BAŞKAN SEKMEN'İN HİZMETLERİ
Gördüğüm bir diğer önemli noktaysa Erzurum Büyükşehir Belediye Başkanı Mehmet Sekmen'in bu şehri refah seviyesine ulaştırmış olması. Caddeler, sokaklar oldukça temizdi. Şehre fazlasıyla önem veriliyor ve iş insanları yatırım için teşvik ediliyor.
Hatta; Başkan Sekmen, 2016, 2017 ve 2018 yıllarında üç yıl üst üste yatırım bütçesi kullanımında Türkiye’nin en başarılı "Büyükşehir Belediye Başkanı" seçilmişti.
Başkan, Oltu taşından yapılmış bir takı seti hediye ediyor. Zarif hediyesi için çok teşekkür ederiz.
GENÇ, DİNAMİK BAŞKAN
Aziziye Belediye Başkanı Muhammed Cevdet Orhan, genç enerjik bir belediye başkanı. İlçeyi gözle görülür hizmetlerle çok güzel noktaya getirmiş.
Erzurum'un paha biçilemez bir simgesi olan çok kıymetli Oltu taşından yapılmış bir broş hediye ediyor bizlere. Bu zarif hediye için çok teşekkür ederiz.
Oltu taşı, Türkiye’de Erzurum'un Oltu ilçesinin kuzeydoğu kesiminden çıkarılmakta olan yarı değerli bir taştır ve ocaktan çıkarılması ve işlenmesi oldukça zordur.

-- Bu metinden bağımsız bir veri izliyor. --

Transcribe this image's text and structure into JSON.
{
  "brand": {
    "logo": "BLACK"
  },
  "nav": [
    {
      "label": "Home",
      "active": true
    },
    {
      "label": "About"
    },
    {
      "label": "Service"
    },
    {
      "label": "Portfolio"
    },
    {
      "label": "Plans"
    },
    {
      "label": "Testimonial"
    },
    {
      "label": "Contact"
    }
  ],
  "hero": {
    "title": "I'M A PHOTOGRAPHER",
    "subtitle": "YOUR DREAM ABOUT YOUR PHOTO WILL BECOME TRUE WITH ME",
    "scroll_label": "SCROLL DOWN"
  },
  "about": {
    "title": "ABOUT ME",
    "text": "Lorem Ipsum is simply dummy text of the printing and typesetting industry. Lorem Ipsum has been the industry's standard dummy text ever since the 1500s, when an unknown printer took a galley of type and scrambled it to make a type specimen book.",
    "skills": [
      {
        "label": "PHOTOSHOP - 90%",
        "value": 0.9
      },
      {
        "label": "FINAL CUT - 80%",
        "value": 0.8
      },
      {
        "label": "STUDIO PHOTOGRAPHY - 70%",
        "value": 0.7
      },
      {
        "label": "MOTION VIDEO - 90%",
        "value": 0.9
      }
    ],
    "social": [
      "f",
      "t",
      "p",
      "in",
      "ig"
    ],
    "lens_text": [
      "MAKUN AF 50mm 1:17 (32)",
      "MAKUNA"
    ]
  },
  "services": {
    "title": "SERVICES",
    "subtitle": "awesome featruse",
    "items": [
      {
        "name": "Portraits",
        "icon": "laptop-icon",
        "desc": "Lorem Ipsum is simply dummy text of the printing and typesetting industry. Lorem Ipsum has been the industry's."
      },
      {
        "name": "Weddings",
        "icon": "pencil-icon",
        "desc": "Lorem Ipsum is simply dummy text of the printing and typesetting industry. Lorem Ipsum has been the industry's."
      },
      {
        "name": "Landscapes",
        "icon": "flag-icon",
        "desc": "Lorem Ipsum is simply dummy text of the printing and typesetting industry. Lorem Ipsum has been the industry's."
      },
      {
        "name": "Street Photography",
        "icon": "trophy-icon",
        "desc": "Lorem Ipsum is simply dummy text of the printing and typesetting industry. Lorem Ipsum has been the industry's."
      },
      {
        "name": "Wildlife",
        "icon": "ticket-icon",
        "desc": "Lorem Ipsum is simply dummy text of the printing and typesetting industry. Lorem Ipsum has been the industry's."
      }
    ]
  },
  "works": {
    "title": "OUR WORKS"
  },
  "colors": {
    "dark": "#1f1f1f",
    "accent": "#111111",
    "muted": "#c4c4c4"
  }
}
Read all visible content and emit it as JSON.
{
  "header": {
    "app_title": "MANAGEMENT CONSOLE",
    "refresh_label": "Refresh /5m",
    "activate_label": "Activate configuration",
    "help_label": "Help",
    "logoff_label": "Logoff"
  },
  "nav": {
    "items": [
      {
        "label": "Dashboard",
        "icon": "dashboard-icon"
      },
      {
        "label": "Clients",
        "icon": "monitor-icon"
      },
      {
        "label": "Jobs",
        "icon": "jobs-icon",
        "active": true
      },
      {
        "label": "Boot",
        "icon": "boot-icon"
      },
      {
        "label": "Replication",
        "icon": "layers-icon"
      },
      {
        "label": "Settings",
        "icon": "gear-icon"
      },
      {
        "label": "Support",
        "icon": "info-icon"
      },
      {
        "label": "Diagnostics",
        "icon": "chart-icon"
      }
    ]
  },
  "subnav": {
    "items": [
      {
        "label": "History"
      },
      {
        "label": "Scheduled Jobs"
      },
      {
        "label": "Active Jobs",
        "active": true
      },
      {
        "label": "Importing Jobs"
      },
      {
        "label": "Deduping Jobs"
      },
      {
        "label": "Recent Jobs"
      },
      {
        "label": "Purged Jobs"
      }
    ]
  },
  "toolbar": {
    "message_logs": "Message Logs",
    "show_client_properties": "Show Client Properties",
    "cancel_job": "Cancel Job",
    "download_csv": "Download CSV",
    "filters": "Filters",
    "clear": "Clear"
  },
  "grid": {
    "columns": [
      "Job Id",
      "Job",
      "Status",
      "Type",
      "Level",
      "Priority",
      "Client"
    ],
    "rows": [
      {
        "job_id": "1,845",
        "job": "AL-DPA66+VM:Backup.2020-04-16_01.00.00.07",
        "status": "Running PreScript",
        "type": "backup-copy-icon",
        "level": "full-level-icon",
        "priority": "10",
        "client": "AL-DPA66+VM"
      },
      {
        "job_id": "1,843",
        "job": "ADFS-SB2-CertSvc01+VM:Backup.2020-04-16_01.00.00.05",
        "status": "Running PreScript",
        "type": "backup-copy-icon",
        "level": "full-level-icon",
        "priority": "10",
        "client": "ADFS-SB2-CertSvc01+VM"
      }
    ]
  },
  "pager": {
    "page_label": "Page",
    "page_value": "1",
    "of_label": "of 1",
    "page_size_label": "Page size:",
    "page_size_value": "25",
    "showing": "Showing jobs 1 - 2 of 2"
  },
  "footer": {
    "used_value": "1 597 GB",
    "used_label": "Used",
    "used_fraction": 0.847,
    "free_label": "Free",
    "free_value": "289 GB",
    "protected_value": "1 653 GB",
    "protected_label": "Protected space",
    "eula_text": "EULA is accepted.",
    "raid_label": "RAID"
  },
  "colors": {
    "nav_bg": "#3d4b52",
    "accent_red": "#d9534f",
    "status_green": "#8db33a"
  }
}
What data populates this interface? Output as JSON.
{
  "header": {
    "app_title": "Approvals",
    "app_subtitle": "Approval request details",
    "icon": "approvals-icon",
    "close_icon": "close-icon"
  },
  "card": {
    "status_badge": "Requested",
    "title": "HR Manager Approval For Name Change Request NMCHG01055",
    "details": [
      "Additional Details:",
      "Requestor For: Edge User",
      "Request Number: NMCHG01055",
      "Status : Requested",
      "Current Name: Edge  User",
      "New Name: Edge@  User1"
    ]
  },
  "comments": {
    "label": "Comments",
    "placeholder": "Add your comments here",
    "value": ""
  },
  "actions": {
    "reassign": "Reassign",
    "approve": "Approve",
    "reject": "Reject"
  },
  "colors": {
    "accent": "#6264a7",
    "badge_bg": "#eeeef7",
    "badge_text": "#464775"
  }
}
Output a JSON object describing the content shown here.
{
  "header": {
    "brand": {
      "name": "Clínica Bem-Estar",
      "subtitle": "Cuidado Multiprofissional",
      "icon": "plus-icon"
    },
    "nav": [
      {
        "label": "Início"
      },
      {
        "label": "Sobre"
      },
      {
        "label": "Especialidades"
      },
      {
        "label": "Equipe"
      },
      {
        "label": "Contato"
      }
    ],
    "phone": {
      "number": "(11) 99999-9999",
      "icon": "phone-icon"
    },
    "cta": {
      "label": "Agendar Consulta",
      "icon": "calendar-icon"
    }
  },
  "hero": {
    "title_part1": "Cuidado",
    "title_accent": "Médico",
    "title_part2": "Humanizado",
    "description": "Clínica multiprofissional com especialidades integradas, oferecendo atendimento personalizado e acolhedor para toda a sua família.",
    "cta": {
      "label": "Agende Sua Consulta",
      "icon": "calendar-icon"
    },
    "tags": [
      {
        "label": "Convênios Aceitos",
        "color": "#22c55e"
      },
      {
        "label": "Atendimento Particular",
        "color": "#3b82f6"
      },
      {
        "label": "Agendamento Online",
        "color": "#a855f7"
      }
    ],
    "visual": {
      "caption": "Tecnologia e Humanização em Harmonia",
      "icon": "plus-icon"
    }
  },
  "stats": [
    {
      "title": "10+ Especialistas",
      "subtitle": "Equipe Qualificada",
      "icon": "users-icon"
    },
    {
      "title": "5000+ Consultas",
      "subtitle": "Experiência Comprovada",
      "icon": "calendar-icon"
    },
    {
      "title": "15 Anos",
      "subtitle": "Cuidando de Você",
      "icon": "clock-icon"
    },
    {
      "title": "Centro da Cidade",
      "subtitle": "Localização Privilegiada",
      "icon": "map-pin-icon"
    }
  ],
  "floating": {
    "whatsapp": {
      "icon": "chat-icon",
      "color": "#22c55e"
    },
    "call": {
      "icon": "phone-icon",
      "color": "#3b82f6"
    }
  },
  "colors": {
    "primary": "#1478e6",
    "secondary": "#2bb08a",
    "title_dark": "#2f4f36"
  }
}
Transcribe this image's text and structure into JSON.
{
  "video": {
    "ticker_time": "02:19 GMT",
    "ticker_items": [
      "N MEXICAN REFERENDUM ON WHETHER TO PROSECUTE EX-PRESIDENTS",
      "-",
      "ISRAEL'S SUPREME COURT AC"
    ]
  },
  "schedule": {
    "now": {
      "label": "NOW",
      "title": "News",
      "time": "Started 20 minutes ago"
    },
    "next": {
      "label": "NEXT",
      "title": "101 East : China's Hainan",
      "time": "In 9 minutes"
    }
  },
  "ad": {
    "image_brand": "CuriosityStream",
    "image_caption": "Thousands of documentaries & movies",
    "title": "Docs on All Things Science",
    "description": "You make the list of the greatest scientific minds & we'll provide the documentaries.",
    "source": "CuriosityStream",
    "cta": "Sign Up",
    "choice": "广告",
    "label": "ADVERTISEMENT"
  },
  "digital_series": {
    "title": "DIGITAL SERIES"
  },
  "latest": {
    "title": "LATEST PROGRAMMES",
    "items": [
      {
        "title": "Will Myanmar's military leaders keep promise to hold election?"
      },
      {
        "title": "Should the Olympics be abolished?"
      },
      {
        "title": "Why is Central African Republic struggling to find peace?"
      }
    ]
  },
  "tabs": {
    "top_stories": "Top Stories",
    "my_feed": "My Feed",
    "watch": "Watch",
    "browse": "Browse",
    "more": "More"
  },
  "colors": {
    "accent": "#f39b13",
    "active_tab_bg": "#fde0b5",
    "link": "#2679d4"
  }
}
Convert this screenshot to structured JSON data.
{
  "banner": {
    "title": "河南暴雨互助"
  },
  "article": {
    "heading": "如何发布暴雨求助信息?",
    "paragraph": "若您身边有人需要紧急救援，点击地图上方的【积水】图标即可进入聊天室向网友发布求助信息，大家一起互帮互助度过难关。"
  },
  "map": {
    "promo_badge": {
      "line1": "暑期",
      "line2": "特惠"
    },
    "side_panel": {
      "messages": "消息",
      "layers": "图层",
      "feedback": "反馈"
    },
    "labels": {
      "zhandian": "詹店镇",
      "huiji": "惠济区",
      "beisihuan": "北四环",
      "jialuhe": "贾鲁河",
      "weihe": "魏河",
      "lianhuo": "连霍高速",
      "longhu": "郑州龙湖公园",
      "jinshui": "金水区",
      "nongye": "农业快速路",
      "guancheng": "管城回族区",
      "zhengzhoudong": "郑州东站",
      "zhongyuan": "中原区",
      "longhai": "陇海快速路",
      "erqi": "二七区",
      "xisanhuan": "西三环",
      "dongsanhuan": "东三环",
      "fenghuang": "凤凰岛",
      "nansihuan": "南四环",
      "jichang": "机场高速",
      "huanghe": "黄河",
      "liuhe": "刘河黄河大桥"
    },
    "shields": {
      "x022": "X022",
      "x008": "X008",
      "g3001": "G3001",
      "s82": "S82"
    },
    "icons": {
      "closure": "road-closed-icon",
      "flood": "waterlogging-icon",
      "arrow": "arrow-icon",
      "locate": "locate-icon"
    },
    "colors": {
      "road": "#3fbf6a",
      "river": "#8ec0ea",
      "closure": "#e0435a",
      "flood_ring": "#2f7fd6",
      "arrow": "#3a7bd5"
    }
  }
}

Oltu taşından altın ve gümüşle birlikte kullanılarak çeşitli takı aksesuarlar yapılıyor.
Öte yandan Oltu taşının geleneksel tıpta yüzyıllardır kullanılan bir taş olup çeşitli sağlık sorunlarına karşı olumlu etkilere sahip olduğuna inanılır.
Özellikle baş ağrısı, migren ve kulak problemleri gibi rahatsızlıkların tedavisine yardımcı olduğuna inanılıyor.
MÜCELDİLİ KONAĞI
Bir diğer rotamız Erzurum Büyükşehir Belediyesi'ne bağlı sosyal tesis.
Büyükşehir Belediyesi, Müceldili Konağı'nı sosyal tesis haline getirmiş ve eşşiz lezzetler sunuyor. Keçi sütüyle birleşen dondurmalarını yemenizi tavsiye ederim.
Konağın içine girdiğimizde bizleri çok samimi bir konsept karşılıyor.
Cumhuriyet Caddesi'nden tutun da Palandöken'e kadar gezmek görmek Erzurum'un kalbine inmek ve bir Erzurumlu gibi hissetmek paha biçilmez.